Pakaian lengan panjang
Menggunakan pakean lengan panjang saat bekerja di
bengkel sangat penting pada perlindungan diri yaitu dapat terlindung dari temperatur ekstrim, cuaca buruk, cipratan bahan kimia
atau logam cair, penetrasi benda tajam (alat-alat bengkel).
d.
Alat pelindung kaki
Pada alat pelindung kaki biasa yang digunakan ada
pemakaian sepatu yang nyaman agar terhindar dari lantai
licin, lantai basah, benda tajam, benda jatuh, cipratan bahan kimia (misalnya
oli).
APD di atas dapat melindungi
bagia-bagian tubuh pekerja untuk menimalisir kecelakaan kerja selama bekerja.
Dan sebaiknya harus diterapkan pada pekerja yang bekerja di bengkel.
4.
Pencegahan/
pengendalian kecelakaan kerja
Dalam mencegah/ mengendalikan
kecelakaan kerja, para pekerja tidak mempunyai program atau prosedur apapun,
pekerja hanya mencegah terjadinya kecelakaan kerja dengan bersikap hati-hati
pada tiap aktivitasnya.
5.
Fasilitas
kesehatan
Di bengkel ini tidak mempunyai
fasilitas kesehatan. Jika terjadi kecelakaan, maka pekerja tersebut mengobati
dirinya sendiri dengan membeli obat di apotik dan biaya pengobatan di tanggung
oleh pemilik bengkel.
Para pekerja biasanya mengalami
kecelakaan kerja seperti, tidak segaja memukul tangannya pada saat melakukan
service motor.
Sebaiknya perlu ada
fasilitas kesehatan meski usaha ini hanya bergerak di bidang sector informal.

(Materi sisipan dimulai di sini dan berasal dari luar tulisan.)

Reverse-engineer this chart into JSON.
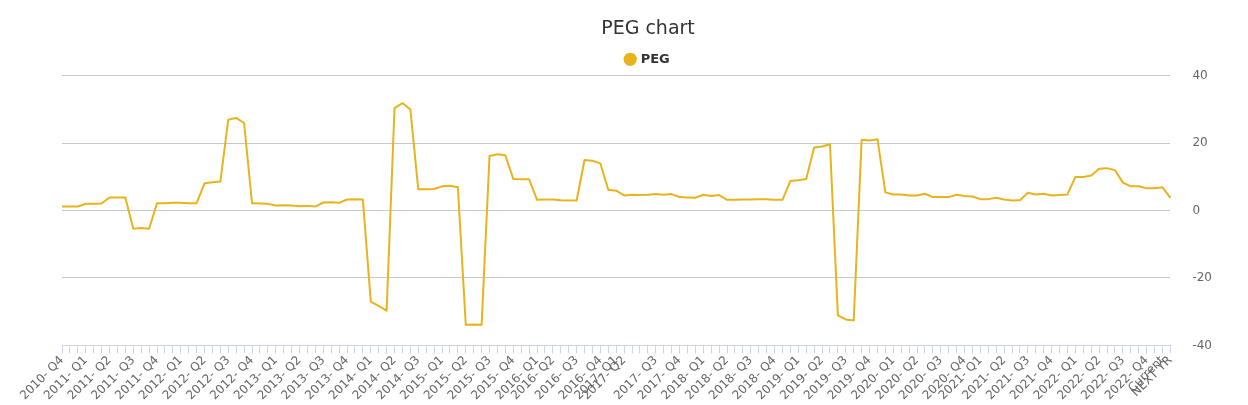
{
  "chart_data": {
    "type": "line",
    "title": "PEG chart",
    "categories": [
      "2010- Q4",
      null,
      null,
      "2011- Q1",
      null,
      null,
      "2011- Q2",
      null,
      null,
      "2011- Q3",
      null,
      null,
      "2011- Q4",
      null,
      null,
      "2012- Q1",
      null,
      null,
      "2012- Q2",
      null,
      null,
      "2012- Q3",
      null,
      null,
      "2012- Q4",
      null,
      null,
      "2013- Q1",
      null,
      null,
      "2013- Q2",
      null,
      null,
      "2013- Q3",
      null,
      null,
      "2013- Q4",
      null,
      null,
      "2014- Q1",
      null,
      null,
      "2014- Q2",
      null,
      null,
      "2014- Q3",
      null,
      null,
      "2015- Q1",
      null,
      null,
      "2015- Q2",
      null,
      null,
      "2015- Q3",
      null,
      null,
      "2015- Q4",
      null,
      null,
      "2016- Q1",
      null,
      "2016- Q2",
      null,
      null,
      "2016- Q3",
      null,
      null,
      "2016- Q4",
      null,
      "2017- Q1",
      "2017- Q2",
      null,
      null,
      null,
      "2017- Q3",
      null,
      null,
      "2017- Q4",
      null,
      null,
      "2018- Q1",
      null,
      null,
      "2018- Q2",
      null,
      null,
      "2018- Q3",
      null,
      null,
      "2018- Q4",
      null,
      null,
      "2019- Q1",
      null,
      null,
      "2019- Q2",
      null,
      null,
      "2019- Q3",
      null,
      null,
      "2019- Q4",
      null,
      null,
      "2020- Q1",
      null,
      null,
      "2020- Q2",
      null,
      null,
      "2020- Q3",
      null,
      null,
      "2020- Q4",
      null,
      "2021- Q1",
      null,
      null,
      "2021- Q2",
      null,
      null,
      "2021- Q3",
      null,
      null,
      "2021- Q4",
      null,
      null,
      "2022- Q1",
      null,
      null,
      "2022- Q2",
      null,
      null,
      "2022- Q3",
      null,
      null,
      "2022- Q4",
      null,
      "Current",
      "NEXT YR"
    ],
    "series": [
      {
        "name": "PEG",
        "color": "#e8b31c",
        "values": [
          1.2,
          1.2,
          1.2,
          2.0,
          2.0,
          2.1,
          3.9,
          3.9,
          3.9,
          -5.4,
          -5.2,
          -5.4,
          2.2,
          2.2,
          2.3,
          2.3,
          2.2,
          2.2,
          8.1,
          8.4,
          8.6,
          27,
          27.5,
          26,
          2.2,
          2.1,
          2.0,
          1.5,
          1.6,
          1.5,
          1.3,
          1.4,
          1.2,
          2.4,
          2.5,
          2.3,
          3.3,
          3.4,
          3.3,
          -27,
          -28.3,
          -29.7,
          30.4,
          31.9,
          30,
          6.3,
          6.3,
          6.4,
          7.2,
          7.4,
          6.9,
          -33.9,
          -33.8,
          -33.9,
          16.2,
          16.7,
          16.4,
          9.4,
          9.3,
          9.3,
          3.2,
          3.3,
          3.3,
          3.1,
          3.0,
          3.0,
          15.0,
          14.8,
          14,
          6.2,
          5.9,
          4.5,
          4.7,
          4.6,
          4.7,
          4.9,
          4.7,
          4.9,
          4.0,
          3.9,
          3.8,
          4.7,
          4.3,
          4.6,
          3.2,
          3.2,
          3.3,
          3.3,
          3.4,
          3.4,
          3.2,
          3.2,
          8.8,
          9.0,
          9.4,
          18.7,
          19.0,
          19.7,
          -31.1,
          -32.3,
          -32.6,
          21.0,
          20.8,
          21.2,
          5.4,
          4.8,
          4.8,
          4.5,
          4.5,
          5.0,
          4.0,
          4.0,
          4.0,
          4.7,
          4.3,
          4.2,
          3.4,
          3.4,
          3.8,
          3.3,
          3.0,
          3.1,
          5.3,
          4.8,
          5.0,
          4.5,
          4.6,
          4.8,
          10.0,
          10.0,
          10.4,
          12.4,
          12.6,
          12.0,
          8.3,
          7.2,
          7.2,
          6.6,
          6.6,
          6.9,
          3.8
        ]
      }
    ],
    "ylim": [
      -40,
      40
    ],
    "yticks": [
      -40,
      -20,
      0,
      20,
      40
    ],
    "grid": "y",
    "legend": "top",
    "marker": "none",
    "line_style": "solid"
  }
}
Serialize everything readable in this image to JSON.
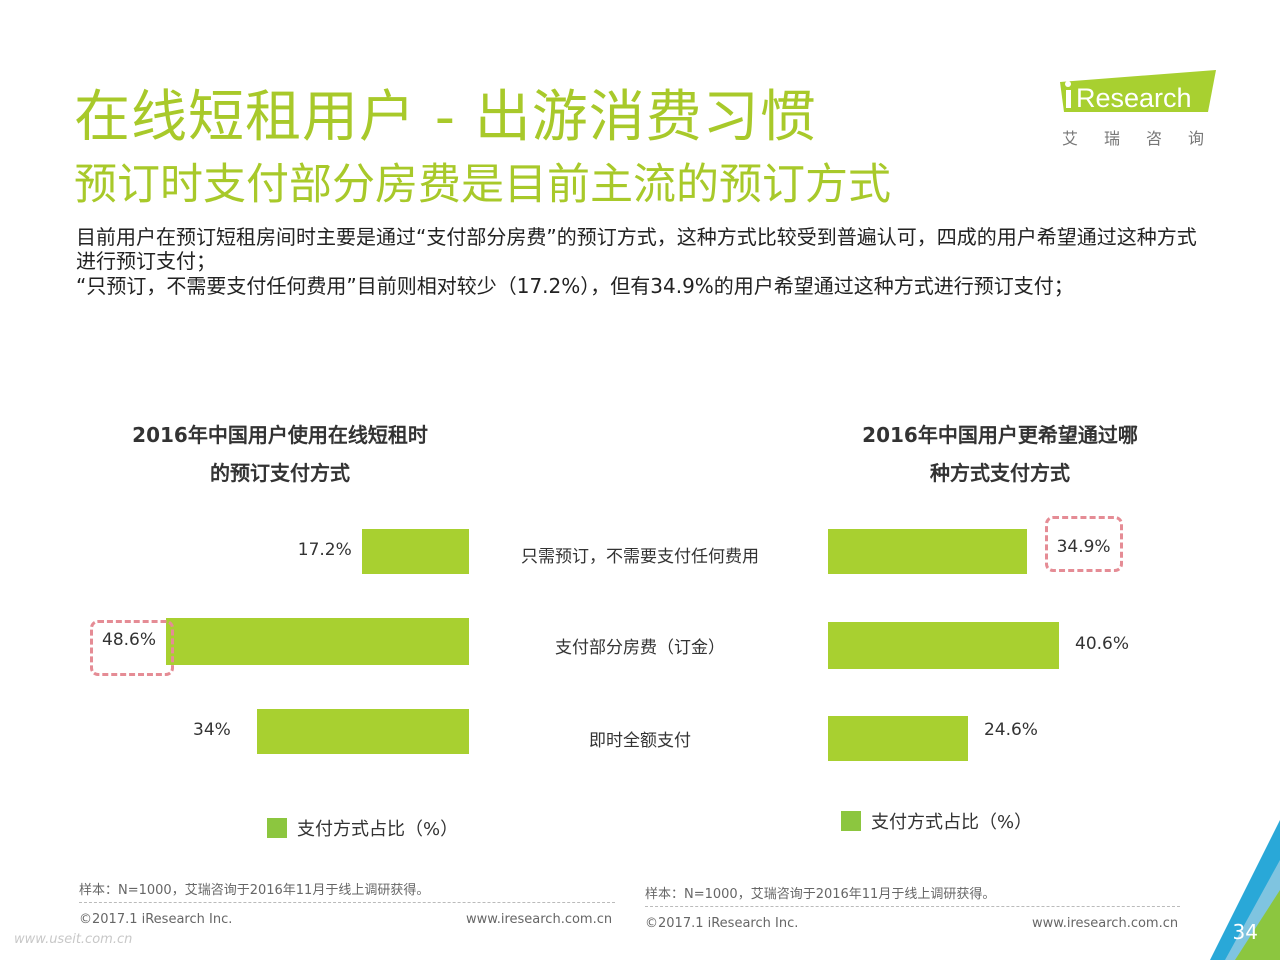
{
  "title": "在线短租用户 - 出游消费习惯",
  "subtitle": "预订时支付部分房费是目前主流的预订方式",
  "description_1": "目前用户在预订短租房间时主要是通过“支付部分房费”的预订方式，这种方式比较受到普遍认可，四成的用户希望通过这种方式进行预订支付；",
  "description_2": "“只预订，不需要支付任何费用”目前则相对较少（17.2%），但有34.9%的用户希望通过这种方式进行预订支付；",
  "logo": {
    "brand": "iResearch",
    "cn": "艾瑞咨询"
  },
  "colors": {
    "accent": "#a8c92a",
    "bar": "#a8d030",
    "highlight": "#e58c95",
    "logo_green": "#a8d030"
  },
  "chart_data": [
    {
      "type": "bar",
      "orientation": "horizontal",
      "direction": "right-to-left",
      "title_line1": "2016年中国用户使用在线短租时",
      "title_line2": "的预订支付方式",
      "categories": [
        "只需预订，不需要支付任何费用",
        "支付部分房费（订金）",
        "即时全额支付"
      ],
      "values": [
        17.2,
        48.6,
        34
      ],
      "value_labels": [
        "17.2%",
        "48.6%",
        "34%"
      ],
      "highlighted_index": 1,
      "legend": "支付方式占比（%）",
      "xlim": [
        0,
        48.6
      ]
    },
    {
      "type": "bar",
      "orientation": "horizontal",
      "direction": "left-to-right",
      "title_line1": "2016年中国用户更希望通过哪",
      "title_line2": "种方式支付方式",
      "categories": [
        "只需预订，不需要支付任何费用",
        "支付部分房费（订金）",
        "即时全额支付"
      ],
      "values": [
        34.9,
        40.6,
        24.6
      ],
      "value_labels": [
        "34.9%",
        "40.6%",
        "24.6%"
      ],
      "highlighted_index": 0,
      "legend": "支付方式占比（%）",
      "xlim": [
        0,
        40.6
      ]
    }
  ],
  "footer": {
    "sample": "样本：N=1000，艾瑞咨询于2016年11月于线上调研获得。",
    "copyright": "©2017.1 iResearch Inc.",
    "website": "www.iresearch.com.cn"
  },
  "watermark": "www.useit.com.cn",
  "page_number": "34"
}
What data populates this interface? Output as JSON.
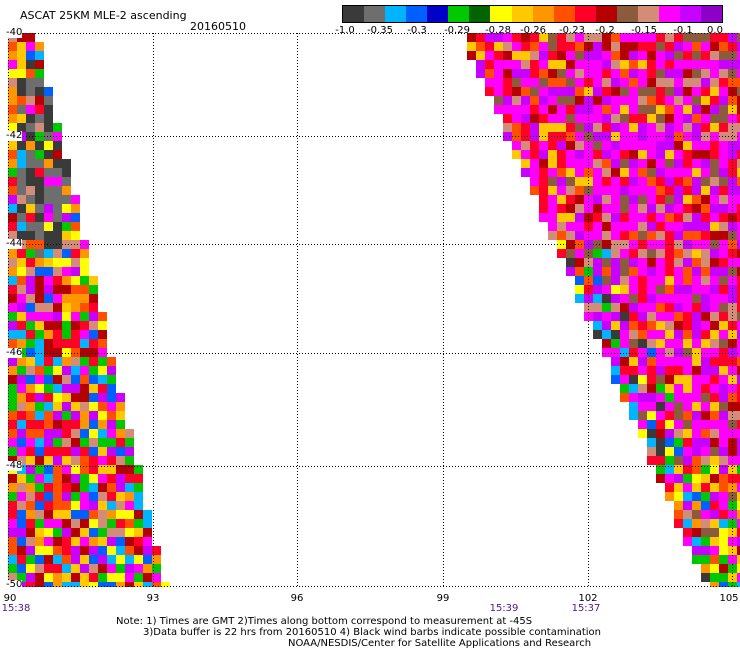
{
  "header": {
    "title": "ASCAT 25KM MLE-2 ascending",
    "date": "20160510"
  },
  "colorbar": {
    "labels": [
      "-1.0",
      "-0.35",
      "-0.3",
      "-0.29",
      "-0.28",
      "-0.26",
      "-0.23",
      "-0.2",
      "-0.15",
      "-0.1",
      "0.0"
    ],
    "colors": [
      "#3a3a3a",
      "#6e6e6e",
      "#00b4ff",
      "#0060ff",
      "#0000c8",
      "#00c800",
      "#006400",
      "#ffff00",
      "#ffc800",
      "#ff9600",
      "#ff5000",
      "#ff0028",
      "#b40000",
      "#8c5a3c",
      "#d28c78",
      "#ff00ff",
      "#c800ff",
      "#8c00c8"
    ]
  },
  "axes": {
    "y_ticks": [
      "-40",
      "-42",
      "-44",
      "-46",
      "-48",
      "-50"
    ],
    "x_ticks": [
      "90",
      "93",
      "96",
      "99",
      "102",
      "105"
    ],
    "times": [
      "15:38",
      "15:39",
      "15:37"
    ]
  },
  "notes": {
    "line1": "Note: 1) Times are GMT 2)Times along bottom correspond to measurement at -45S",
    "line2": "3)Data buffer is 22 hrs from 20160510 4) Black wind barbs indicate possible contamination",
    "line3": "NOAA/NESDIS/Center for Satellite Applications and Research"
  }
}
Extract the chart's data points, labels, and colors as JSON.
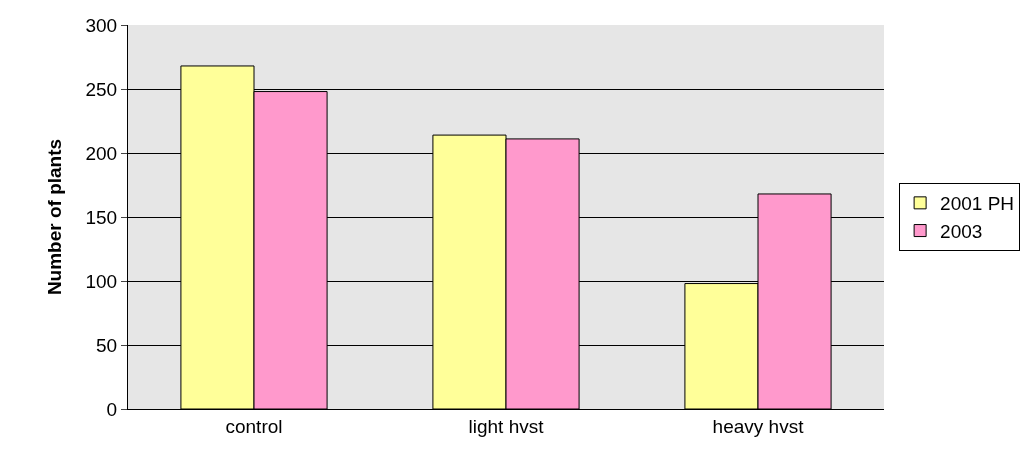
{
  "chart_data": {
    "type": "bar",
    "ylabel": "Number of plants",
    "categories": [
      "control",
      "light hvst",
      "heavy hvst"
    ],
    "series": [
      {
        "name": "2001 PH",
        "color": "#ffff99",
        "values": [
          268,
          214,
          98
        ]
      },
      {
        "name": "2003",
        "color": "#ff99cc",
        "values": [
          248,
          211,
          168
        ]
      }
    ],
    "ylim": [
      0,
      300
    ],
    "yticks": [
      0,
      50,
      100,
      150,
      200,
      250,
      300
    ],
    "grid": "y",
    "legend": "right"
  }
}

Penyediaan kotak P3K (pertolongan pertama pada kecelakaan) saat terjadi
kecelakaan kerja saat bekerja harusnya lebih diperhatikan oleh suatu pengusaha.
BAB
IV
PENUTUP
A.
Kesimpulan
- Di bengkel ini memiliki beberapa faktor resiko sehingga dapat mengakibatkan kecelakaan kerja seperti kebisingan, asap, kimia dan ergonomi.
- Penerapan kesehatan dan keselamatan kerja di Bengkel ini belum terlaksana dengan baik.
- Pencegahan atau pengendalian kecelakaan kerja belum dilakukan dan hanya berdasar sikap hati-hati.
- Kesadaran untuk
menggunakan alat pelindung diri saat bekerja sangat kurang.
B. Saran
- Diharapkan bagi pemilik untuk mengetahui dan memberikan pengetahuan tentang kesehatan dan keselamatan kerja serta prosedurnya bagi pekerja.
- Perhatian secara serius untuk mencegah posisi duduk yang tidak ergonomi yang nantinya akan membawa dampak yang kurang baik bagi pekerja.
- Kesadaran
menggunakan alat pelindung diri perlu di tingkatkan serta penggunaannya sesuai prosedur.